Ford agreed to invest $1.8 billion in the Oakville, Ontario plant, and will build a future EV there.

Members of Unifor, the union representing auto workers in Canada, ratified a new three-year contract with the Ford Motor Co.

The final tally, according to Unifor, shows 81% of the union members voted for the new collective agreements that include $1.95 billion in investments for new production at the automaker’s Oakville, and Windsor, Ontario plants along with other significant gains.

“This is the single biggest investment in the Canadian auto industry in years providing long-term job security for Unifor members,” said Jerry Dias, Unifor National president. “The vote result not only demonstrates our members’ overwhelming support for their bargaining committees and their new collective agreement, but also shows Unifor members have a clear vision of a strong and prosperous Canadian auto sector.”

(Ford, Unifor reach agreement on a tentative pact.)

Ryan Kantautas, vice president, Human Resources, Ford of Canada (right), and Jerry Dias, Unifor National president (left) meet to start contract negotiations. 

Highlights of the deal include $1.8 billion to retool and build new battery-electric vehicles in Oakville, including a crossover utility vehicle.

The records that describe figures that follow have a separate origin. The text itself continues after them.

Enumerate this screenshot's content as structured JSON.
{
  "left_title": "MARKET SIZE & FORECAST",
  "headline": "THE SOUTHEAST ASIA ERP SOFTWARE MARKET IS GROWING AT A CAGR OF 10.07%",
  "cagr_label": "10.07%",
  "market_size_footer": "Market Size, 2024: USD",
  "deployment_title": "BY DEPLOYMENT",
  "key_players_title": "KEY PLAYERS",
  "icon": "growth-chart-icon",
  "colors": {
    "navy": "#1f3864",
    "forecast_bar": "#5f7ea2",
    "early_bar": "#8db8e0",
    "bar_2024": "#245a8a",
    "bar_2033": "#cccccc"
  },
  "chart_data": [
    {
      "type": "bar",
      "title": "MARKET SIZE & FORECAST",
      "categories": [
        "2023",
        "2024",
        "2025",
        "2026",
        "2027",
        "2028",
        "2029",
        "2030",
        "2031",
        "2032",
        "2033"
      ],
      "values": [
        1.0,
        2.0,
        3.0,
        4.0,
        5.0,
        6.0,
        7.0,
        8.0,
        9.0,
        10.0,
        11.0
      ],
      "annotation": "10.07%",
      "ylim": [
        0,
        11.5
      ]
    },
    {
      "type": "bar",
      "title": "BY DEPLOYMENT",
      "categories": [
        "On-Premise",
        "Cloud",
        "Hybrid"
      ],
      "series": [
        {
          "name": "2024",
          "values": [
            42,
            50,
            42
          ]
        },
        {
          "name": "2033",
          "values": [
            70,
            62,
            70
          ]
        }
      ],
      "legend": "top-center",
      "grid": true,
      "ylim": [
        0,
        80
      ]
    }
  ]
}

The Oakville facility built the Flex crossover until Ford elected to discontinue the slow-selling model. Naturally, it was at the top of the union’s wish list.

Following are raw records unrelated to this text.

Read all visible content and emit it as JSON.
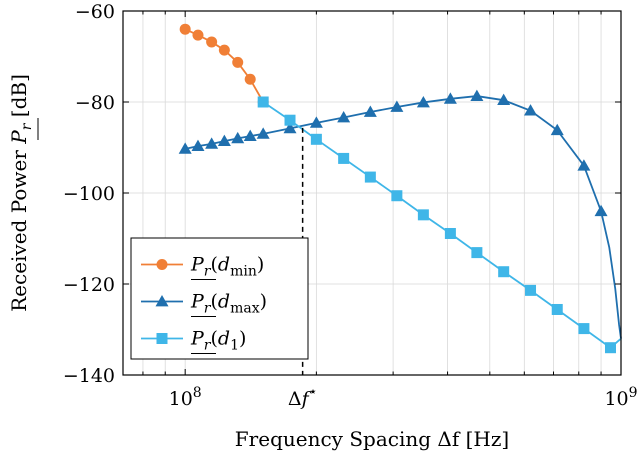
{
  "chart_data": {
    "type": "line",
    "title": "",
    "xlabel": "Frequency Spacing Δf [Hz]",
    "ylabel": "Received Power P_r [dB]",
    "xscale": "log",
    "xlim": [
      72000000,
      1000000000
    ],
    "ylim": [
      -140,
      -60
    ],
    "grid": true,
    "legend_position": "bottom-left",
    "x_ticks": [
      {
        "value": 100000000,
        "base": "10",
        "exp": "8"
      },
      {
        "value": 1000000000,
        "base": "10",
        "exp": "9"
      }
    ],
    "y_ticks": [
      {
        "value": -60,
        "label": "−60"
      },
      {
        "value": -80,
        "label": "−80"
      },
      {
        "value": -100,
        "label": "−100"
      },
      {
        "value": -120,
        "label": "−120"
      },
      {
        "value": -140,
        "label": "−140"
      }
    ],
    "annotation": {
      "x": 186000000,
      "y": -85.7,
      "label": "Δf",
      "label_sup": "⋆",
      "style": "dashed-vertical"
    },
    "series": [
      {
        "name": "P_r(d_min)",
        "name_main": "P",
        "name_sub": "r",
        "name_arg": "min",
        "color": "#f07f36",
        "marker": "circle",
        "x": [
          100000000,
          107000000,
          115000000,
          123000000,
          132000000,
          141000000,
          151000000
        ],
        "y": [
          -64,
          -65.3,
          -66.8,
          -68.6,
          -71.3,
          -75,
          -80
        ]
      },
      {
        "name": "P_r(d_max)",
        "name_main": "P",
        "name_sub": "r",
        "name_arg": "max",
        "color": "#1f6fae",
        "marker": "triangle",
        "x": [
          100000000,
          107000000,
          115000000,
          123000000,
          132000000,
          141000000,
          151000000,
          174000000,
          200000000,
          231000000,
          266000000,
          306000000,
          352000000,
          406000000,
          467000000,
          538000000,
          620000000,
          714000000,
          822000000,
          900000000,
          940000000,
          970000000,
          990000000,
          1000000000
        ],
        "y": [
          -90.3,
          -89.7,
          -89.2,
          -88.6,
          -88,
          -87.5,
          -87,
          -85.8,
          -84.6,
          -83.4,
          -82.2,
          -81.1,
          -80.1,
          -79.3,
          -78.7,
          -79.6,
          -81.9,
          -86.2,
          -94,
          -104,
          -112,
          -121,
          -129,
          -132
        ]
      },
      {
        "name": "P_r(d_1)",
        "name_main": "P",
        "name_sub": "r",
        "name_arg": "1",
        "color": "#3fb6e8",
        "marker": "square",
        "x": [
          151000000,
          174000000,
          200000000,
          231000000,
          266000000,
          306000000,
          352000000,
          406000000,
          467000000,
          538000000,
          620000000,
          714000000,
          822000000,
          946000000,
          1000000000
        ],
        "y": [
          -80,
          -84,
          -88.2,
          -92.4,
          -96.5,
          -100.6,
          -104.8,
          -108.9,
          -113.1,
          -117.3,
          -121.4,
          -125.6,
          -129.8,
          -134,
          -132
        ]
      }
    ]
  }
}
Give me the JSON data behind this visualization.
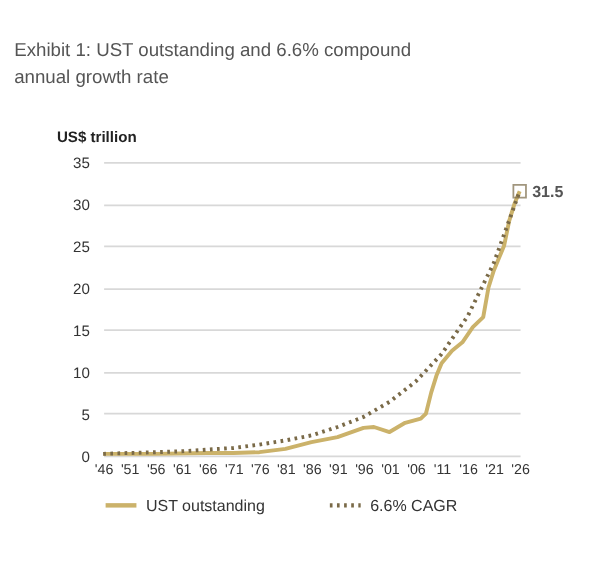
{
  "chart_data": {
    "type": "line",
    "title": "Exhibit 1: UST outstanding and 6.6% compound annual growth rate",
    "ylabel": "US$ trillion",
    "xlim": [
      1946,
      2026
    ],
    "xticks": [
      {
        "value": 1946,
        "label": "'46"
      },
      {
        "value": 1951,
        "label": "'51"
      },
      {
        "value": 1956,
        "label": "'56"
      },
      {
        "value": 1961,
        "label": "'61"
      },
      {
        "value": 1966,
        "label": "'66"
      },
      {
        "value": 1971,
        "label": "'71"
      },
      {
        "value": 1976,
        "label": "'76"
      },
      {
        "value": 1981,
        "label": "'81"
      },
      {
        "value": 1986,
        "label": "'86"
      },
      {
        "value": 1991,
        "label": "'91"
      },
      {
        "value": 1996,
        "label": "'96"
      },
      {
        "value": 2001,
        "label": "'01"
      },
      {
        "value": 2006,
        "label": "'06"
      },
      {
        "value": 2011,
        "label": "'11"
      },
      {
        "value": 2016,
        "label": "'16"
      },
      {
        "value": 2021,
        "label": "'21"
      },
      {
        "value": 2026,
        "label": "'26"
      }
    ],
    "ylim": [
      0,
      35
    ],
    "yticks": [
      0,
      5,
      10,
      15,
      20,
      25,
      30,
      35
    ],
    "grid": "y",
    "legend": "bottom",
    "series": [
      {
        "name": "UST outstanding",
        "color": "#cbb26a",
        "line_style": "solid",
        "x": [
          1946,
          1956,
          1966,
          1971,
          1976,
          1981,
          1986,
          1991,
          1996,
          1998,
          2001,
          2004,
          2007,
          2008,
          2009,
          2010,
          2011,
          2013,
          2015,
          2017,
          2019,
          2020,
          2021,
          2022,
          2023,
          2024,
          2025,
          2026
        ],
        "values": [
          0.2,
          0.2,
          0.3,
          0.3,
          0.4,
          0.8,
          1.6,
          2.2,
          3.3,
          3.4,
          2.8,
          3.9,
          4.4,
          5,
          7.5,
          9.5,
          11,
          12.5,
          13.5,
          15.3,
          16.5,
          20,
          22,
          23.5,
          25,
          28,
          30,
          31.5
        ]
      },
      {
        "name": "6.6% CAGR",
        "color": "#7a6a48",
        "line_style": "dotted",
        "x": [
          1946,
          1951,
          1956,
          1961,
          1966,
          1971,
          1976,
          1981,
          1986,
          1991,
          1996,
          2001,
          2006,
          2011,
          2016,
          2021,
          2026
        ],
        "values": [
          0.2,
          0.3,
          0.4,
          0.5,
          0.7,
          0.9,
          1.3,
          1.8,
          2.4,
          3.4,
          4.6,
          6.4,
          8.8,
          12.1,
          16.6,
          22.9,
          31.5
        ]
      }
    ],
    "annotations": [
      {
        "text": "31.5",
        "x": 2026,
        "y": 31.5
      }
    ]
  }
}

Additionally, the automaker committed $148 million for the Windsor powertrain facilities. Ford has committed to source new engines to the Windsor Engine Plant and sole source the 5.0-liter gas engine assembly and current component machining to the Essex Engine plant, along with any derivatives.

“This agreement is perfect timing and positions our members at the forefront of the electric vehicle transformation, as the Oakville plant will be a key BEV supplier to the North American and European Union markets,” said Dias.

(Unifor takes aim at Ford in Canadian auto contract talks.)

The union also negotiated a 5% wage increase during the life of the agreement, along with a 4% lump sum, a productivity and quality bonus of C$7,250, inflation protection bonuses and major changes to the New Hire Program and reduced the grow in period for to top wages from 10 years to eight years.

By eliminating the third shift at the Windsor, Ontario plant, FCA cut 1,500 jobs. Unifor wants them back.

The new contract also re-instated of afternoon and midnight shift premiums that were lost in previous agreements. Now the union focuses on its discussions with Fiat Chrysler and topping the list appears to be getting additional minivan production at the Windsor plant. The automaker cut the plant’s third shift earlier this year.

It’s also looking for additional investment at the Brampton, Ontario plant, just outside of Toronto. The plant currently builds Chrysler 300, Dodge Challenger and Dodge Charger, but the union wants to secure something other than the company’s sedan line-up, which isn’t a growth segment the industry.

(Unifor vows to fight FCA plan to cut third shift in Windsor.)

Talks with FCA may be complicated by the ongoing talks between FCA and PSA, led by Peugeot, to merge the two companies. Those discussions are expected to be completed by the end of the year.